Sentiment Analysis Monitors Shoppers’ Emotional Reactions To Brands To Retailers

Within Gartner’s Discovery stage, sentiment analysis takes social monitoring a few steps further by evaluating the emotions behind comments, mentions, ratings and reviews. How do people feel about the retailer? Did a specific in-store associate or online situation trigger approval or dissatisfaction? Do people on the East Coast like Product A better than those on the West Coast? Is the price too high for the value obtained? Myriad KPIs surround consumers’ emotional responses.

But the quality of sentiment analysis remains in question for some. “Sentiment analysis still is an arcane science because of the quality of the text analysis behind it,” Blau stated. “Personally I think some text assessment vendors are not as accurate as they purport to be in analyzing every post and assessing true consumer sentiment.”

For example, Blau added, if someone posts that he or she had a terrible flight on Airline X because of a bad oyster consumed before boarding, some text analysis tools conclude that Airline X’s service is terrible, when in reality it may have been stellar. Another consumer might post that new Brand X tire had a dangerous blow-out on a roadway rife with jagged potholes, with vendor results determining that Brand X’s tire, not the roadway, is dangerous.

“Text analysis really needs to advance,” Blau said, “because analyzing the social conversation is a big part of the puzzle when assessing social media’s impact on a brand.

Tapping The Brand Influencer      

Social analytics done correctly allows retailers to identify the person (or groups of people) influencing and driving conversations, having certain sentiments about a product or service, and being followed by many like-minded consumers. Retailers then harness this “influencer” or “brand advocate” for their own purposes ― as an information source, to share special deals and more.

For example, Craft Supply Company A knows through its analytics tools that Person B is a craft enthusiast and specialist whose posts are tracked and opinions valued by a strong base of followers. Craft Supply Company A also knows from sentiment analysis of Person B’s recent comments that she is dissatisfied with the scrapbooking equipment she purchased from a craft supply competitor. In response, Company A targets Person B on a one-to-one basis with promotional information and a dollars-off coupon for a related scrapbooking product, which Person B appreciates, comments upon and shares in her social space ― thus “influencing” her many followers.

Retailers at the most mature level of social media analytics are co-creating full-scale dialogue with influencers and other groups and individuals who are posting brand-related comments throughout the social network.
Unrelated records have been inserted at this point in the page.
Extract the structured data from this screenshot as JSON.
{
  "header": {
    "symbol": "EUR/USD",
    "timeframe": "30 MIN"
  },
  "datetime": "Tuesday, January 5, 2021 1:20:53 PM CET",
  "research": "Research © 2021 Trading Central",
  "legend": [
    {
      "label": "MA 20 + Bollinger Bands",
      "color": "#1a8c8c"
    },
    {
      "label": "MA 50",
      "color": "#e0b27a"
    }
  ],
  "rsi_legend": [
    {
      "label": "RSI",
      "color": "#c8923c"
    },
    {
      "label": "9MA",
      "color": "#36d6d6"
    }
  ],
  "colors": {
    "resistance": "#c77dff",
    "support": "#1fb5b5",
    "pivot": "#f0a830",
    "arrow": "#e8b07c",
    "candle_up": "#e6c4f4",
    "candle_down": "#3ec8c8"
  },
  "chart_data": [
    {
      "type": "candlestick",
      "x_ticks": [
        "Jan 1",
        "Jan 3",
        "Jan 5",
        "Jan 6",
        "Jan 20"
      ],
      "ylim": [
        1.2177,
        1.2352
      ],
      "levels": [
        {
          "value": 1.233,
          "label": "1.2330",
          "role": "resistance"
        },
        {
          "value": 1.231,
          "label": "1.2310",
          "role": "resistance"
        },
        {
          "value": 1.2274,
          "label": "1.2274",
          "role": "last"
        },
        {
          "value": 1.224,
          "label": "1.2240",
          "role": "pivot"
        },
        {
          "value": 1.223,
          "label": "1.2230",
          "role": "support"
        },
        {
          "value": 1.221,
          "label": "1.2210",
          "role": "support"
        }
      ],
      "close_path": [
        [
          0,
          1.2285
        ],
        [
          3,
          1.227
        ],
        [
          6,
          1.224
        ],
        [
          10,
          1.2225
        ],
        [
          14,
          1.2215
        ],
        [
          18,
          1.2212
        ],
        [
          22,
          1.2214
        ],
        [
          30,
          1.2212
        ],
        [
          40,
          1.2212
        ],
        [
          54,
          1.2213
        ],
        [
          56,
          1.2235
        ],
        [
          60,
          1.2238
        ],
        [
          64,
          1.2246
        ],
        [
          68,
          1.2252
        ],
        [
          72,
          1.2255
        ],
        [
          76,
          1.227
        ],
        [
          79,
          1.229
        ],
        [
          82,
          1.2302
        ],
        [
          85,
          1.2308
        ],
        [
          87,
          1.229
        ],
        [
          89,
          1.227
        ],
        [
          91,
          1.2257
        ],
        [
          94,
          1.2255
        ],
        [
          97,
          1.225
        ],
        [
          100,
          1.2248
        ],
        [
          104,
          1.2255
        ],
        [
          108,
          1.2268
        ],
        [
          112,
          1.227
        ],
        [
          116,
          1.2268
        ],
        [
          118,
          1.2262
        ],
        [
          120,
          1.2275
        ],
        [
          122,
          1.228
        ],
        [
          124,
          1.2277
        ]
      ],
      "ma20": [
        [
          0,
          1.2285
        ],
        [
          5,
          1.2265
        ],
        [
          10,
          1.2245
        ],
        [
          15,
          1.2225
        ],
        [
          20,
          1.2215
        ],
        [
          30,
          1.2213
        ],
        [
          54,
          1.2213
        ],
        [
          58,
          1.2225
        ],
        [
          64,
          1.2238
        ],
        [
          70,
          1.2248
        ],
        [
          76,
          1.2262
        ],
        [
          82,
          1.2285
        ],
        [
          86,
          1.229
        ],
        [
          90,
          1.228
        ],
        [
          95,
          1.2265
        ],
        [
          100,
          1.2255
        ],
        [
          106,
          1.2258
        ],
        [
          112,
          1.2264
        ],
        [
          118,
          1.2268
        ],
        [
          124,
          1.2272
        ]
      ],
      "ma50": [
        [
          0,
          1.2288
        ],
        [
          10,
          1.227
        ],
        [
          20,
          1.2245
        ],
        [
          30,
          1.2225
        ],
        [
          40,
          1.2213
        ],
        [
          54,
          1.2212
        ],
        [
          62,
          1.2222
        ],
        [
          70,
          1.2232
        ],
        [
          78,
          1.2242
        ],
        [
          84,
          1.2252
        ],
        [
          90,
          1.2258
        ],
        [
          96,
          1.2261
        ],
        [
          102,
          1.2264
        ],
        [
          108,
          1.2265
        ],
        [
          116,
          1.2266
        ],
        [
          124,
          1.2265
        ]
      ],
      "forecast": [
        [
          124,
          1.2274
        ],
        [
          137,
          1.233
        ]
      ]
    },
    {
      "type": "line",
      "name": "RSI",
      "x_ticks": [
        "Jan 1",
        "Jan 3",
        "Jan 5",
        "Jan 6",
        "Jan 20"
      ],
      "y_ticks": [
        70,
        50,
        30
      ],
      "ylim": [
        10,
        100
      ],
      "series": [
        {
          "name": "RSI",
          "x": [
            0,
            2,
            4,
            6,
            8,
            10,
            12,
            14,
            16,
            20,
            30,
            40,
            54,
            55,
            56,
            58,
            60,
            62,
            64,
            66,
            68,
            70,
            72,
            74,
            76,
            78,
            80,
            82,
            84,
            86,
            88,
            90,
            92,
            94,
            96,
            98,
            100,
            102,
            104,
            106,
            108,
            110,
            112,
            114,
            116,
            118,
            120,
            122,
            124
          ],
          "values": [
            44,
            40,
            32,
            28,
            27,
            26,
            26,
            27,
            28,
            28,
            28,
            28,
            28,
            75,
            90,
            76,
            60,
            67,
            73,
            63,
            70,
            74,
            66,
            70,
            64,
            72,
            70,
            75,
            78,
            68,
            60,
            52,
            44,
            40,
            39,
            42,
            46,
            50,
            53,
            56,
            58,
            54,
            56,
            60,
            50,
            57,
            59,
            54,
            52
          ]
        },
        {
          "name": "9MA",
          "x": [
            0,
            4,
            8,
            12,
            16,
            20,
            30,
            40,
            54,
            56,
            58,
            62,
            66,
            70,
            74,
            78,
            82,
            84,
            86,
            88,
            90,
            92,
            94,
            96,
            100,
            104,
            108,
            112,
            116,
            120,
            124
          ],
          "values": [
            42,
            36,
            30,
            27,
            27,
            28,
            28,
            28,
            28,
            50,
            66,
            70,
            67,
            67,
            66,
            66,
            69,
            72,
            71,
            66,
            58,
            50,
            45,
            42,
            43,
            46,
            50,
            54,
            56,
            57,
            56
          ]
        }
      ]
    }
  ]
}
Based on positive, negative, competitive and other feedback affecting specific KPIs, these retailers are responding to consumers’ comments about needs, issues and opinions to generate ongoing, two-way conversations between brands and their target audiences. The co-created conversations help satisfy consumers’ emotional wants and aspirations, and effectually transform participating retailers into competent and coveted Me-Tailers.